If you're interested in arguing against that, do so. Posting definitions of words from dictionaries is the height of pedantic laziness in non sequitur form (unless the argument is actually about what the dictionary definition of a word is, of course).


exactly


Men live substantially shorter than women, men commit vastly more suicides, men are punished substantially harder than women in courts of law. Men are drafted to armies. Men get their children stolen in divorce cases. Men work vastly harder on average. Consequently men get paid much worse on average for the same amount of work than women. Men pay the majority of taxes, women get the majority of social services. Men are the majority of homeless. Almost all who live in forced celibacy (a form of forced sexuality) are male. Male homosexuality is vastly harder punished than female homosexuality.

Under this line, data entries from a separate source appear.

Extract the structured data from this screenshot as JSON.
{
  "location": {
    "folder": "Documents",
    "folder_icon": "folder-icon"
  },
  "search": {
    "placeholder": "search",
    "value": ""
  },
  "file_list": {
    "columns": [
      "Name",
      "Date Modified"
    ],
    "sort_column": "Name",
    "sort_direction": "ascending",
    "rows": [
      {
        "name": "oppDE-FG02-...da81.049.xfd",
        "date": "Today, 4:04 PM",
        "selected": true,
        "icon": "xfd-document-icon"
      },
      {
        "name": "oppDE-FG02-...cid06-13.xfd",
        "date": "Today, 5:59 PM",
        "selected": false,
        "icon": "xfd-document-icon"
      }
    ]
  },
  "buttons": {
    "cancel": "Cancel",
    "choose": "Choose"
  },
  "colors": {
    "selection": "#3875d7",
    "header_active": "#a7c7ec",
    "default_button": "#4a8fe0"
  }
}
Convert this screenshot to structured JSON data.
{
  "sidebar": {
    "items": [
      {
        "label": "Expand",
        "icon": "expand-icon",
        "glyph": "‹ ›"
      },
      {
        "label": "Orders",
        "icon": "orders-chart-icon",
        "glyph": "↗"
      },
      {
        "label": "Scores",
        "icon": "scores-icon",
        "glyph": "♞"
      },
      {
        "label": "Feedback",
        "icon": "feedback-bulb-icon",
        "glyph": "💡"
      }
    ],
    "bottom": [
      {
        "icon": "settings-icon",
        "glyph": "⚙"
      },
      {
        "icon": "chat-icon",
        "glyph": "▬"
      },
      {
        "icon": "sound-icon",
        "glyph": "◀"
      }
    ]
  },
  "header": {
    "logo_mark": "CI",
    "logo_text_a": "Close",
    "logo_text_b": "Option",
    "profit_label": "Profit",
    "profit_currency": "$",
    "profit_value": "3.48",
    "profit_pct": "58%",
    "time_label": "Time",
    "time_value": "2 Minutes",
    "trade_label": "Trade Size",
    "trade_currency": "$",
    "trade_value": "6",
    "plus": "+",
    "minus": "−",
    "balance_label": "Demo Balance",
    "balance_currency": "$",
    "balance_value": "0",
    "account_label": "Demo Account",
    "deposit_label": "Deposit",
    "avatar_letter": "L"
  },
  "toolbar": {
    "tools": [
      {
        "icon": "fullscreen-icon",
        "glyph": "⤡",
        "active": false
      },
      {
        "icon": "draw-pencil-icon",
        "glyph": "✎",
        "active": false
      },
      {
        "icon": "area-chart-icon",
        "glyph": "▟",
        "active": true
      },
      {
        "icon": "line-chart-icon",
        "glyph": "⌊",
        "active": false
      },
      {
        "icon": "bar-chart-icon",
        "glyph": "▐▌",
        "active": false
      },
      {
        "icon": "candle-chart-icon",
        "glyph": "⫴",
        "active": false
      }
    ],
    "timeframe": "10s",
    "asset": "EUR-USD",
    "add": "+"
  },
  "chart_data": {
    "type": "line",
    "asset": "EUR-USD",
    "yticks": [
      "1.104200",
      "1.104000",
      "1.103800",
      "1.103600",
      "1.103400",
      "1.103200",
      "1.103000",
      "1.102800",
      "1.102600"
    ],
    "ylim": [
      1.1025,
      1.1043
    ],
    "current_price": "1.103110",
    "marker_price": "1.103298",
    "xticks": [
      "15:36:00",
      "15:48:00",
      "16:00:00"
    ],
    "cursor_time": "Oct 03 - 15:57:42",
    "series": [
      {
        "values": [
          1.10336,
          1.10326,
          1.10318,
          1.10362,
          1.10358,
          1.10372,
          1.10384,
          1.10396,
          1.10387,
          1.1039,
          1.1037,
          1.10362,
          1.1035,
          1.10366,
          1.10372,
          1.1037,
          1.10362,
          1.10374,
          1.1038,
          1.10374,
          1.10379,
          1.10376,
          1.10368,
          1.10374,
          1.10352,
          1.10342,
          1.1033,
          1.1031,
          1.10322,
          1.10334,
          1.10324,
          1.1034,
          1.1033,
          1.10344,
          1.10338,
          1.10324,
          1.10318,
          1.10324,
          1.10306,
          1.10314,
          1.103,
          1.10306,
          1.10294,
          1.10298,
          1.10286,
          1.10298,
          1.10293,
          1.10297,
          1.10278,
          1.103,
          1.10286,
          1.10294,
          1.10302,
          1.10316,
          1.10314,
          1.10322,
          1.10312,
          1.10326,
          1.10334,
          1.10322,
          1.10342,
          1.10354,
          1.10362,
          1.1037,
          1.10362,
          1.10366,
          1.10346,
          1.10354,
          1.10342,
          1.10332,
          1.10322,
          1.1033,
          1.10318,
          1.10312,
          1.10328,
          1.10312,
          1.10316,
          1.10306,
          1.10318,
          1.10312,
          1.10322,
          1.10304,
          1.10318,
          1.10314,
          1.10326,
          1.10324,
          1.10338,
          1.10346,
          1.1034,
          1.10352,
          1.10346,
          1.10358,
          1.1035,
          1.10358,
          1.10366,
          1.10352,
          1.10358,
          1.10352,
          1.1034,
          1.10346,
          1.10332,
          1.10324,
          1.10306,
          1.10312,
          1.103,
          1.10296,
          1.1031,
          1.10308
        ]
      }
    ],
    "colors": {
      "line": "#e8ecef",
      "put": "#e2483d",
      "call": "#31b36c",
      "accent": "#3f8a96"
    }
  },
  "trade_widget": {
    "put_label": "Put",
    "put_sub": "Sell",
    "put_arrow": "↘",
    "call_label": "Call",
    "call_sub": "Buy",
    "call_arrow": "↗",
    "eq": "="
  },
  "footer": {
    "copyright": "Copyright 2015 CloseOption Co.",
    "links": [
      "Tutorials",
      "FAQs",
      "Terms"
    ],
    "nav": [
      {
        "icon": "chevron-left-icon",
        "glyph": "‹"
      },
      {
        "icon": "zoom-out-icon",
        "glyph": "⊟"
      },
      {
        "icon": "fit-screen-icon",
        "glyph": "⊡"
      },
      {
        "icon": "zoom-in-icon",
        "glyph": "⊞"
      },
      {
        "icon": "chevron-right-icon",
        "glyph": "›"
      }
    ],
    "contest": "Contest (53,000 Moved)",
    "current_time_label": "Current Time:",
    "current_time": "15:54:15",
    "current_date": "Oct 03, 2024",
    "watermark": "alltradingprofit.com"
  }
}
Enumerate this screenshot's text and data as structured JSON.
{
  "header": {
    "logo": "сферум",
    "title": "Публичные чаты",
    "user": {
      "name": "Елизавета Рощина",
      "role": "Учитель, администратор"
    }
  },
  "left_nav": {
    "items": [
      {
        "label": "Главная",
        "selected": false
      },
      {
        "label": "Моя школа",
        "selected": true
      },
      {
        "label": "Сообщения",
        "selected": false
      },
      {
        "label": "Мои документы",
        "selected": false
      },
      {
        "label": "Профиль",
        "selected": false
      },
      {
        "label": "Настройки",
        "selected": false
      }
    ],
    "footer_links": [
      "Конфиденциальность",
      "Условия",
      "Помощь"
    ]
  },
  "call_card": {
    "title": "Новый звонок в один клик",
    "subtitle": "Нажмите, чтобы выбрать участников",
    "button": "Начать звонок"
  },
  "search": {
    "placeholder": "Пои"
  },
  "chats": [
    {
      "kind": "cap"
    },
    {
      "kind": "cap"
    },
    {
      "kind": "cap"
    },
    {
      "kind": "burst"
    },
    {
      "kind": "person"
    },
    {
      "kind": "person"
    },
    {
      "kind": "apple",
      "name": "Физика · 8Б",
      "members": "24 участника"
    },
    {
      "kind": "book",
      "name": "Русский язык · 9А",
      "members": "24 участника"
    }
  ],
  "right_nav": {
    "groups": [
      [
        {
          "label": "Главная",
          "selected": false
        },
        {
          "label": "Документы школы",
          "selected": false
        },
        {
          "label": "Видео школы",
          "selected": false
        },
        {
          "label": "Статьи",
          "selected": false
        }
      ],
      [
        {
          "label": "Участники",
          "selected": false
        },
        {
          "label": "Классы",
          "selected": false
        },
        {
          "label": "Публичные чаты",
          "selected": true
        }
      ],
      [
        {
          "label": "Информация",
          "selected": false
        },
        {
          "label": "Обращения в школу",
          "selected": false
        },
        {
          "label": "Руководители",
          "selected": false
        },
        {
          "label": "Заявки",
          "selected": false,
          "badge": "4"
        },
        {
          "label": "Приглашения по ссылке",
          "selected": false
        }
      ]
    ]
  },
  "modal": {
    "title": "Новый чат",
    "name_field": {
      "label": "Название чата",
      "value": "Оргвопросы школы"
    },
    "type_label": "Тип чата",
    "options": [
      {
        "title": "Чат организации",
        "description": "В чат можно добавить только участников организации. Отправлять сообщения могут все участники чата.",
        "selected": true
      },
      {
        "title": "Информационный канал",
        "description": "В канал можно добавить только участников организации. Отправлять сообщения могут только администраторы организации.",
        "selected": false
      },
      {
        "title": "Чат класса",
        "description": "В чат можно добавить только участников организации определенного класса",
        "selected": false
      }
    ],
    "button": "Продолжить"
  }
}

It is objectively much harder being male than being female.


Not that I'm justifying it, but I wonder if the deal would even have gotten to the closing table if Heidi had been male?


If we assume that it was going to go through if she was receptive to the deal, then it's probably safe to assume that it would have gone through otherwise.

It's not good business sense to make a bad business deal just to get someone to touch your junk. If you're working for a large company with lots of money, you either find women yourself or find a way pay for them on the company card.


Oh I agree completely that sexual attraction shouldn't be the reason for a bad deal, but OTOH consider that there are a lot of very attractive women in sales who are able to subtly use that attraction as leverage.

Not that they promise sex or anything remotely that overt, only that a lot of men think with the wrong head and will go out of their way to please an attractive woman. That includes signing a deal they may not sign otherwise.

I don't fault women for this state of affairs.